Required power for equally balanced elevator cab-counterweight

[suratpanas]

Homework Statement

An elevator system (traction system) consists of a cab, a counterweight, and the motor-powered pulley. The cab and the counterweight is connected by a rope which is attached on the pulley. Consider the cab and the counterweight have equal mass = 1000 kg.
The elevator is intended to move at 1 m/s. This is a balanced mass on 2 sides of the pulley. Calculate the motor power required.

mCa = mCo = 1000 kg
v = 1 m/s

P (kW) = ?

Homework Equations

F dt = mv
P = F * x/t

The Attempt at a Solution

The elevator is initially at rest, so initial momentum is simply zero. No information about the acceleration, so let's say the cruising speed of 1 m/s is reached in 1 s.
F = (mCa + mCo) * v / t
F = 2000 * 1 / t
say t = 1
F = 2000

The distance required to accelerate to cruising speed is
x = 0.5 * a * t^2
since we have stated that 1 m/s reached in 1 sec, then a = 1 m/s^2. Thus,
x = 0.5 * 1 * 1^2 = 0.5

The power calculation:
P = F * x / t
P = 2000 * 0.5/1
P = 1000 W = 1 kW

Conclusion:

1. When accelerating to it's cruising speed (1 m/s), the system requires 1 kW from the motor regardless the friction.

2. when it's already in its cruising speed, the power required is ZERO, regardless the friction. Means, the power is only to overcome the friction.


Am I right, folks? did I do correctly in my analysis of using momentum? This is equally (balanced) masses at both sides, so gravitational forces cancel each other.
Thanks for your comments..

 

[anathema]

Thank you for your detailed explanation and calculations. Your analysis is correct in terms of using momentum to calculate the force required for the elevator to reach its cruising speed of 1 m/s. However, there are a few additional factors to consider in determining the motor power required for this elevator system.

Firstly, as you mentioned, there will be friction present in the system that will require additional force to overcome.

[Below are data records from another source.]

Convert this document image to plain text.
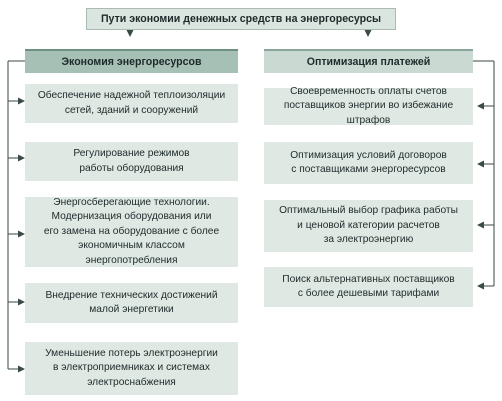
Пути экономии денежных средств на энергоресурсы
Экономия энергоресурсов	Оптимизация платежей
Обеспечение надежной теплоизоляции
сетей, зданий и сооружений
Регулирование режимов
работы оборудования
Энергосберегающие технологии.
Модернизация оборудования или
его замена на оборудование с более
экономичным классом энергопотребления
Внедрение технических достижений
малой энергетики
Уменьшение потерь электроэнергии
в электроприемниках и системах
электроснабжения
Своевременность оплаты счетов
поставщиков энергии во избежание штрафов
Оптимизация условий договоров
с поставщиками энергоресурсов
Оптимальный выбор графика работы
и ценовой категории расчетов
за электроэнергию
Поиск альтернативных поставщиков
с более дешевыми тарифами
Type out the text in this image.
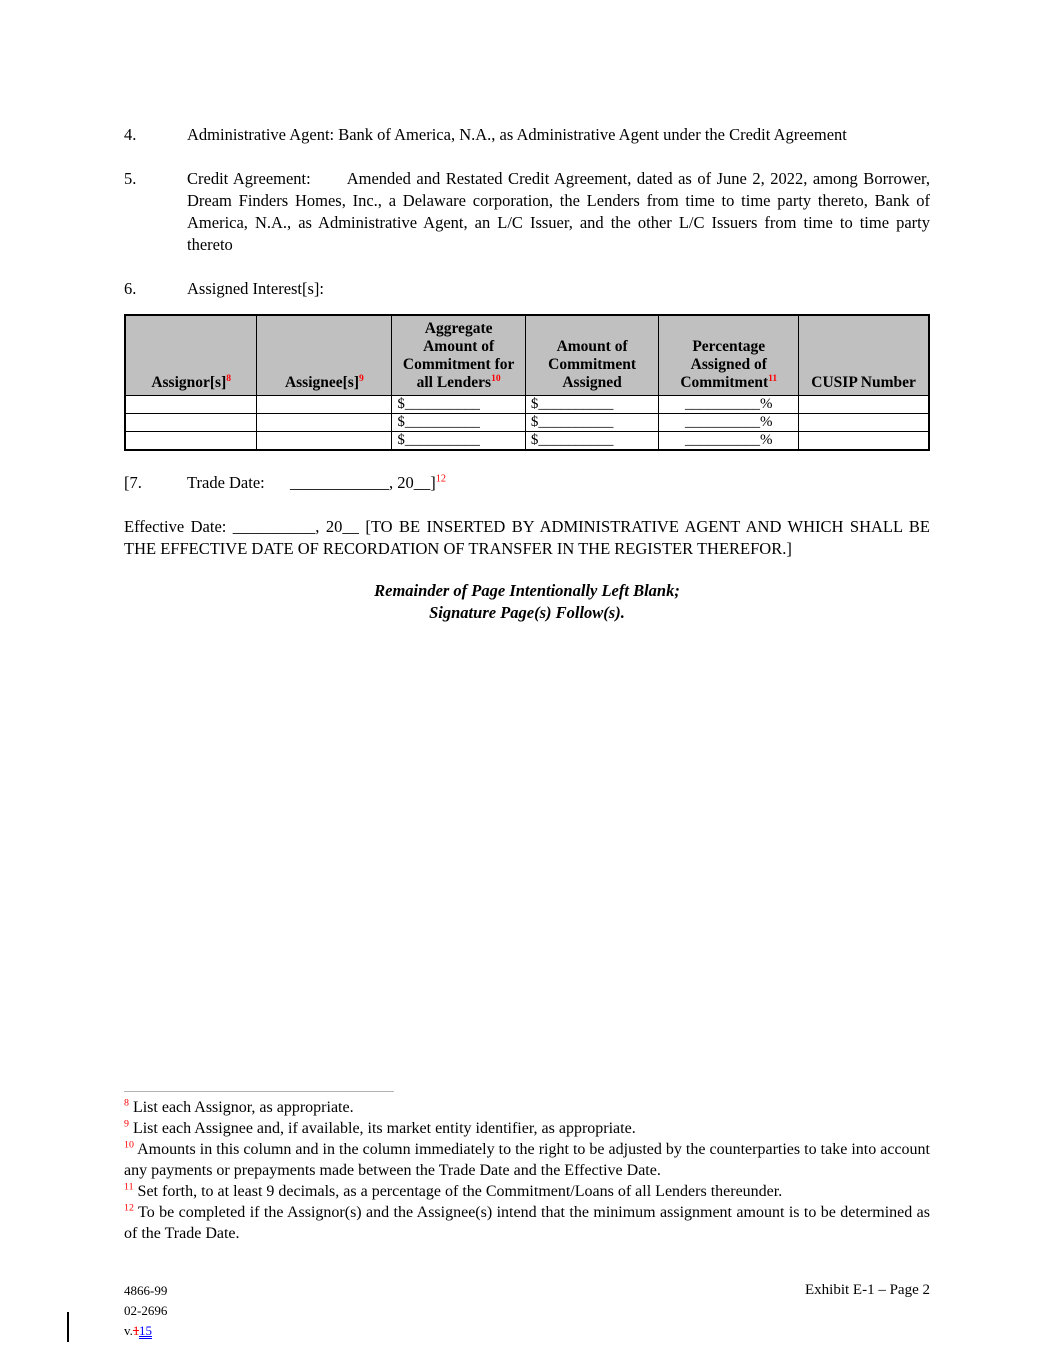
4.	Administrative Agent: Bank of America, N.A., as Administrative Agent under the Credit Agreement
5.	Credit Agreement: Amended and Restated Credit Agreement, dated as of June 2, 2022, among Borrower, Dream Finders Homes, Inc., a Delaware corporation, the Lenders from time to time party thereto, Bank of America, N.A., as Administrative Agent, an L/C Issuer, and the other L/C Issuers from time to time party thereto
6.	Assigned Interest[s]:
$Assignor[s]^8$	$Assignee[s]^9$	Aggregate Amount of Commitment for all Lenders$^{10}$	Amount of Commitment Assigned	Percentage Assigned of Commitment$^{11}$	CUSIP Number
		$__________	$__________	__________%	
		$__________	$__________	__________%	
		$__________	$__________	__________%	

[7.	Trade Date: ____________, 20__]$^{12}$

Effective Date: __________, 20__ [TO BE INSERTED BY ADMINISTRATIVE AGENT AND WHICH SHALL BE THE EFFECTIVE DATE OF RECORDATION OF TRANSFER IN THE REGISTER THEREFOR.]

Remainder of Page Intentionally Left Blank;
Signature Page(s) Follow(s).

$^8$ List each Assignor, as appropriate.

$^9$ List each Assignee and, if available, its market entity identifier, as appropriate.

$^{10}$ Amounts in this column and in the column immediately to the right to be adjusted by the counterparties to take into account any payments or prepayments made between the Trade Date and the Effective Date.

$^{11}$ Set forth, to at least 9 decimals, as a percentage of the Commitment/Loans of all Lenders thereunder.

$^{12}$ To be completed if the Assignor(s) and the Assignee(s) intend that the minimum assignment amount is to be determined as of the Trade Date.

4866-99
02-2696
v.115
Exhibit E-1 – Page 2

This friction can come from various sources such as the pulley, the rope, and even air resistance. Therefore, the force required to move the elevator will be greater than just the force calculated from the momentum equation.

Secondly, the elevator system will also have to overcome the weight of the cab and counterweight, which is equal to 2000 kg in this case. This weight will also require additional force from the motor to lift and move the elevator.

Taking these factors into account, the motor power required for this elevator system will be greater than just 1 kW. It would be necessary to calculate the total force required, taking into account the weight of the system and the friction, and then use that value to calculate the motor power using the equation P = F * v.

I hope this helps clarify your analysis. Keep up the good work in your scientific calculations!